Régularisons les travailleurs sans papiers.

Oui, nous sommes pour la régularisation de tous les travailleurs sans papiers. Pas au cas pas cas, mais vraiment pour tous. Aujourd’hui, c’est inadmissible de voir des travailleurs, des gens qui essaient de gagner leur vie, vivre la peur au ventre, se sentir traqués.. Qui évitent de prendre le métro, de fréquenter certains lieux. Ce n’est pas tolérable. Nous sommes donc pour la régularisation de tous les sans papiers. Dans cette société, quand on est riche on peut aller partout. Aucun problème de papiers. Les problèmes de papiers, c’est toujours pour les plus pauvres. Je combats tout cela et je rêve même d’un monde où il n’y aurait plus besoin de papiers.

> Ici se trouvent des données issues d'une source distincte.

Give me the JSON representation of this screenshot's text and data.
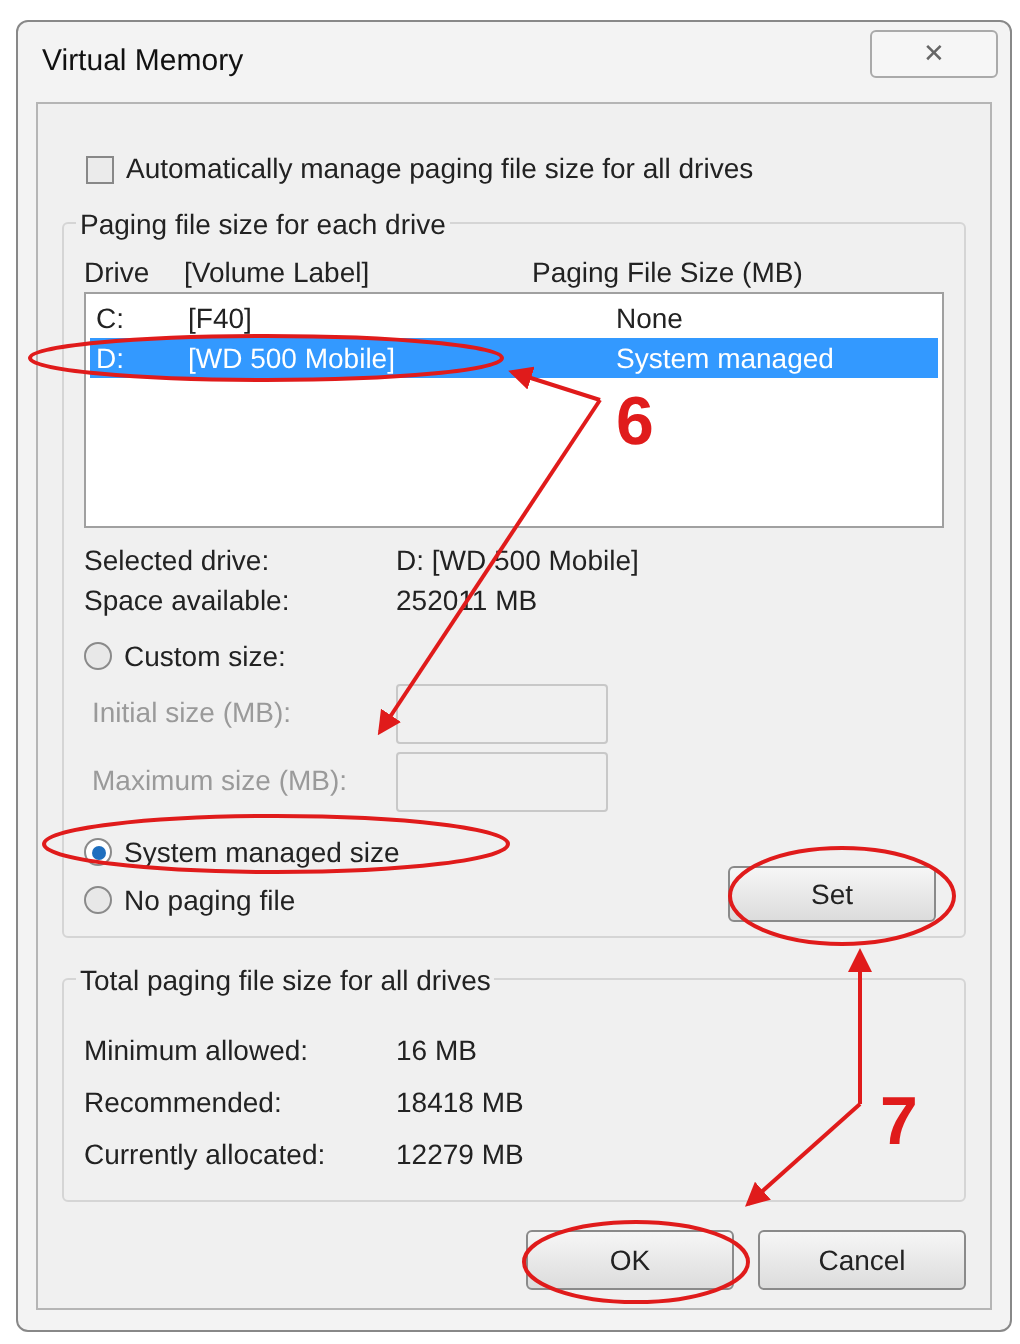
{
  "window": {
    "title": "Virtual Memory",
    "close": "✕"
  },
  "auto_manage": {
    "label": "Automatically manage paging file size for all drives",
    "checked": false
  },
  "drive_group": {
    "title": "Paging file size for each drive",
    "columns": [
      "Drive",
      "[Volume Label]",
      "Paging File Size (MB)"
    ],
    "rows": [
      {
        "drive": "C:",
        "label": "[F40]",
        "size": "None",
        "selected": false
      },
      {
        "drive": "D:",
        "label": "[WD 500 Mobile]",
        "size": "System managed",
        "selected": true
      }
    ],
    "info": [
      {
        "label": "Selected drive:",
        "value": "D:  [WD 500 Mobile]"
      },
      {
        "label": "Space available:",
        "value": "252011 MB"
      }
    ],
    "options": [
      {
        "label": "Custom size:",
        "selected": false
      },
      {
        "label": "System managed size",
        "selected": true
      },
      {
        "label": "No paging file",
        "selected": false
      }
    ],
    "fields": [
      {
        "label": "Initial size (MB):",
        "disabled": true
      },
      {
        "label": "Maximum size (MB):",
        "disabled": true
      }
    ],
    "set_button": "Set"
  },
  "total_group": {
    "title": "Total paging file size for all drives",
    "rows": [
      {
        "label": "Minimum allowed:",
        "value": "16 MB"
      },
      {
        "label": "Recommended:",
        "value": "18418 MB"
      },
      {
        "label": "Currently allocated:",
        "value": "12279 MB"
      }
    ]
  },
  "buttons": [
    "OK",
    "Cancel"
  ],
  "annotations": [
    "6",
    "7"
  ]
}
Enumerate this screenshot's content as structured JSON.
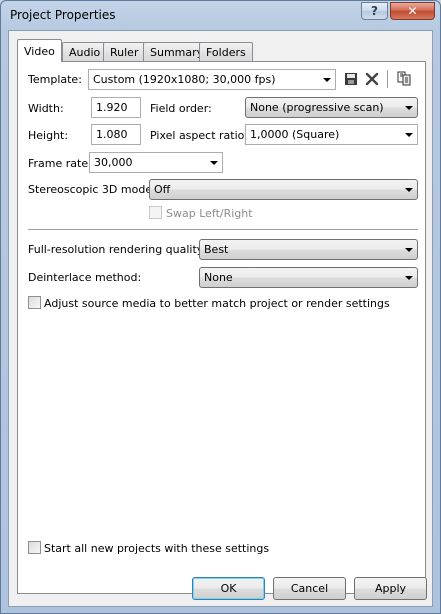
{
  "window": {
    "title": "Project Properties",
    "help_glyph": "?",
    "close_glyph": "✕"
  },
  "tabs": [
    {
      "label": "Video",
      "active": true
    },
    {
      "label": "Audio",
      "active": false
    },
    {
      "label": "Ruler",
      "active": false
    },
    {
      "label": "Summary",
      "active": false
    },
    {
      "label": "Folders",
      "active": false
    }
  ],
  "video": {
    "template_label": "Template:",
    "template_value": "Custom (1920x1080; 30,000 fps)",
    "width_label": "Width:",
    "width_value": "1.920",
    "field_order_label": "Field order:",
    "field_order_value": "None (progressive scan)",
    "height_label": "Height:",
    "height_value": "1.080",
    "pixel_aspect_label": "Pixel aspect ratio:",
    "pixel_aspect_value": "1,0000 (Square)",
    "frame_rate_label": "Frame rate:",
    "frame_rate_value": "30,000",
    "stereo_label": "Stereoscopic 3D mode:",
    "stereo_value": "Off",
    "swap_label": "Swap Left/Right",
    "quality_label": "Full-resolution rendering quality:",
    "quality_value": "Best",
    "deinterlace_label": "Deinterlace method:",
    "deinterlace_value": "None",
    "adjust_label": "Adjust source media to better match project or render settings",
    "start_all_label": "Start all new projects with these settings"
  },
  "buttons": {
    "ok": "OK",
    "cancel": "Cancel",
    "apply": "Apply"
  },
  "colors": {
    "delete_icon": "#444444",
    "default_button_border": "#3c7fb1"
  }
}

30% de profs en plus dans les ZEP.

Je pense que dans les ZEP, il faut mettre les professeurs, les enseignants qu’il faut. Et peut-être même plus que 30% supplémentaires en réalité. Ce que l’on voit, c’est qu’aujourd’hui l’éducation de la jeunesse défavorisée est sacrifiée. Je suis conseillère municipale à Vaulx en Velin, et je travaille à Aubervilliers aussi. Et ce qu’on voit dans ces villes, c’est que tous les instituteurs qui étaient là pour s’occuper des enfants en difficultés, ceux du réseau RASED notamment sont tous supprimés les uns après les autres. Et on se retrouve avec des classes qui atteignent jusqu’aux 30 élèves. Ce n’est pas possible ! Aujourd’hui il faut mettre beaucoup plus de moyens là où il y en a besoin, là où les enfants sont issus de familles qui n’ont pas eu accès elles-mêmes à l’éducation et qui parfois maitrisent moins la langue. Je vois ça comme un gâchis. Et je suis enseignante, je me rends bien compte que quand on s’intéresse aux jeunes et aux enfants, on peut leur faire faire, et apprendre énormément de choses. Ce que je dénonce aujourd’hui c’est que ces moyens on ne les met pas, et ça passe par des enseignants, par un encadrement adulte. Je suis révoltée quand on dit que les uns et les autres sont en échec scolaire. En réalité c’est surtout qu’ils sont rejetés par l’éducation nationale. Et ça c’est aussi le fruit de la politique du gouvernement.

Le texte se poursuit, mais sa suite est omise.